I had to plant things as I had cleared a space big enough, so there was no plan, just first things first, so, onions first, then potatoes, etc etc. Most things grew well, but the cabbages were disappointing, and I lost all my tomatoes to blight. Also I was amazed at how impossible it was to keep on top of all the weeds. I sowed green manure in the empty patches, and between the sweetcorn, but, instead of being smothered by it, the weeds came up at the same time, so I just let it all grow, then had to pick through and remove the perennial weeds before cutting it all down. If you're considering green manure, DON'T sow perennial clover! It won't die!

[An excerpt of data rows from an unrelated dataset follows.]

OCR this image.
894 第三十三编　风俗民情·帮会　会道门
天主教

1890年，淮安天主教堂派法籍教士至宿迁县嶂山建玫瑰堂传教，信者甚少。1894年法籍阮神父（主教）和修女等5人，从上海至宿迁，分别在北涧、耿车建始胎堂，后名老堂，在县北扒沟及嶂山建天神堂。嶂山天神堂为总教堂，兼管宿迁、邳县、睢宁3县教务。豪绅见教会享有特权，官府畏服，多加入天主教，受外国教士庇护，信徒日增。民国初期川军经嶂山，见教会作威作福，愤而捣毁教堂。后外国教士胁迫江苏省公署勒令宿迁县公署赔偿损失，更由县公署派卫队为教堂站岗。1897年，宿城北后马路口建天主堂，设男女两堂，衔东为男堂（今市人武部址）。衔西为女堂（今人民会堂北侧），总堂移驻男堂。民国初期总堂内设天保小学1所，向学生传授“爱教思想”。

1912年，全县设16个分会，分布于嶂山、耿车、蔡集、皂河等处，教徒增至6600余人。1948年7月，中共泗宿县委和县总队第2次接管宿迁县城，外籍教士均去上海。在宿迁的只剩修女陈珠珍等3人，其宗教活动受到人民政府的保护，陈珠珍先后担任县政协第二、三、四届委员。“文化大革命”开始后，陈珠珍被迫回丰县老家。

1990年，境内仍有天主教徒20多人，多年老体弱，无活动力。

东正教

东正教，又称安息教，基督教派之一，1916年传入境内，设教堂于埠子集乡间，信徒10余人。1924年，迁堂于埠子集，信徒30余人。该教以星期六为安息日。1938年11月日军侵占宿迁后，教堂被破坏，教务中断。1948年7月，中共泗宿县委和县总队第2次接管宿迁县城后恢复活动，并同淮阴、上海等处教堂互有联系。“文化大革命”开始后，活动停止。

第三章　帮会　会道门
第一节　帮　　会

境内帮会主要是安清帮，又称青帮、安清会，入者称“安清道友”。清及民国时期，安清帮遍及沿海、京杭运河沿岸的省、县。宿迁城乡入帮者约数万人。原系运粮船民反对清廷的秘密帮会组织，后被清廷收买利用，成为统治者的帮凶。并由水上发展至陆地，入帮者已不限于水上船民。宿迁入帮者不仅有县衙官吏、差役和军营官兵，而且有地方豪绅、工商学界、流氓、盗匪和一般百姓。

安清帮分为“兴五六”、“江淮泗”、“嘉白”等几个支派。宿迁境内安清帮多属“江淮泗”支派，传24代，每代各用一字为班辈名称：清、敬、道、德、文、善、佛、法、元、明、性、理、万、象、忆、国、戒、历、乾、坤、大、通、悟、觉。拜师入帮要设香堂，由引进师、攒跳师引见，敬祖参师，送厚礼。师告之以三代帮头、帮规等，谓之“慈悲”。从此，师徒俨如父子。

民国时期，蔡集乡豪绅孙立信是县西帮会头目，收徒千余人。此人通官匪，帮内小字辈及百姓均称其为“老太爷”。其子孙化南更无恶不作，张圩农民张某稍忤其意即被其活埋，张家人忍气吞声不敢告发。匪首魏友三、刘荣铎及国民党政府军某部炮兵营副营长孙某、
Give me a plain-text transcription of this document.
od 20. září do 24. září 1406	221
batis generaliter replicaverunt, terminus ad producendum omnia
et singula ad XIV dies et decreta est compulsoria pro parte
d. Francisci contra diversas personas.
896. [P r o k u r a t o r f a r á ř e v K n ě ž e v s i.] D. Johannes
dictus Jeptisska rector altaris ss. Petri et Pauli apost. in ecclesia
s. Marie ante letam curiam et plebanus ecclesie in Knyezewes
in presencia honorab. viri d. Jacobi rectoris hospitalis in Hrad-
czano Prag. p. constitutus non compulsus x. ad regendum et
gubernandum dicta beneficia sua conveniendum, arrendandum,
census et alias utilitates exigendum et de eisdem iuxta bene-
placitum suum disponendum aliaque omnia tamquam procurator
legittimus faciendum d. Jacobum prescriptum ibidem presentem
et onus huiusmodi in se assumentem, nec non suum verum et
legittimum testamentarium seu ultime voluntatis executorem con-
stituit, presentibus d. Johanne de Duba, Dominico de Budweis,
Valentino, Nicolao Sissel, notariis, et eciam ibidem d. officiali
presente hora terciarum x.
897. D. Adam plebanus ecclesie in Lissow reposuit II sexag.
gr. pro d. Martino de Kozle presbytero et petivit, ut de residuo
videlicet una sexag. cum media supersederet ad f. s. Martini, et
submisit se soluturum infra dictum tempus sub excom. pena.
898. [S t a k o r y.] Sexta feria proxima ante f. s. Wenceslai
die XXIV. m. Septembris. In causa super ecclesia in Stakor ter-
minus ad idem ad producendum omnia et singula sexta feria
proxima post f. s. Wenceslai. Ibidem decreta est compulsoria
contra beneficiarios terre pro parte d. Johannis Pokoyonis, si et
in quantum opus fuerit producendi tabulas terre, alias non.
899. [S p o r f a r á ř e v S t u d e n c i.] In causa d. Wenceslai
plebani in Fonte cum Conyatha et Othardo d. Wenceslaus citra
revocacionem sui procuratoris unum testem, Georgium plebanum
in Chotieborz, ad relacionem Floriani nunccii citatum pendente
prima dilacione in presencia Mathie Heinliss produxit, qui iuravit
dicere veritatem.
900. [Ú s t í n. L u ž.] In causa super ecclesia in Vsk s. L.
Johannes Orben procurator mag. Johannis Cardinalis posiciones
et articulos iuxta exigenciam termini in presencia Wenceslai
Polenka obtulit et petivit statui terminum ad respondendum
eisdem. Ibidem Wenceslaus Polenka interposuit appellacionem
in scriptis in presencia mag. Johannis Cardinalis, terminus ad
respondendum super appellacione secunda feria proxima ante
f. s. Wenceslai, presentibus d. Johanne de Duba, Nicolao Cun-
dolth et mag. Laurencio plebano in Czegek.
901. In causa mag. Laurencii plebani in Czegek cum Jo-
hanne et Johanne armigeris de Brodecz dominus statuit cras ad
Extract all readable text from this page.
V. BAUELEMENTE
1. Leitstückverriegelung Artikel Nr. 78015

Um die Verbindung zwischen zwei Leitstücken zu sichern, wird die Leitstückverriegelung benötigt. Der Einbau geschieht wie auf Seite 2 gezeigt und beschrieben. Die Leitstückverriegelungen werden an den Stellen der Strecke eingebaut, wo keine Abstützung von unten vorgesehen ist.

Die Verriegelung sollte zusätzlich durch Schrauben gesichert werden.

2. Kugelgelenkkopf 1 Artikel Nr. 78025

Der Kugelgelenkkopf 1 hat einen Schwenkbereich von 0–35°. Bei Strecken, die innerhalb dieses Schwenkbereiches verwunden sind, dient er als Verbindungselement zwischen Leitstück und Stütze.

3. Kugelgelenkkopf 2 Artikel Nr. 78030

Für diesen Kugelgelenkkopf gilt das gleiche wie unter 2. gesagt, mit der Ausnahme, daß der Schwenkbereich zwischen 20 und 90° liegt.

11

SO, this year, I spent hours and hours working out a crop rotation plan. I decided to divide the whole plot into seven sections, the one at the end by the fence was to become the perennial area - rhubarb, comfrey, various flowering plants to attract beneficial insects (although these have mostly yet to be planted, I'm still clearing the nettles, and some of it is covered with a manure pile.) Next section was to be potatoes (but they only took up half of it so there is now also carrots and celeriac), then onions, shallots, spring onions and leeks, then sweetcorn, tomatoes, courgettes, pumpkins and squashes, next legumes: french beans, runner beans, peas, asparagus peas and broad beans, and crimson clover (which is a half hardy annual) to fill the gaps. Next to that brassicas: purple sprouting broccoli, cauliflower, various cabbages, calabrese, a few turnips. In the other end section, I've got strawberries, a redcurrant bush, some sunflowers and some melons, which I've never done before. I've put five plants up there (four in growbags in my greenhouse), two of them I've covered with open ended cloches. They are all surrounded by stones, the idea being the stones get really hot during the day and release the heat at night to keep them warm.
Some sections, legumes and brassicas, are divided into two halves, one for winter crops, the other for summer, then next year's rotation plan will have a few half sections to play with. It's extremely complicated!
I think I've done enough for tonight - I'm even beginning to bore myself now. Tomorrow or the next day I will write about what grows in my garden, and possibly about Bokashi.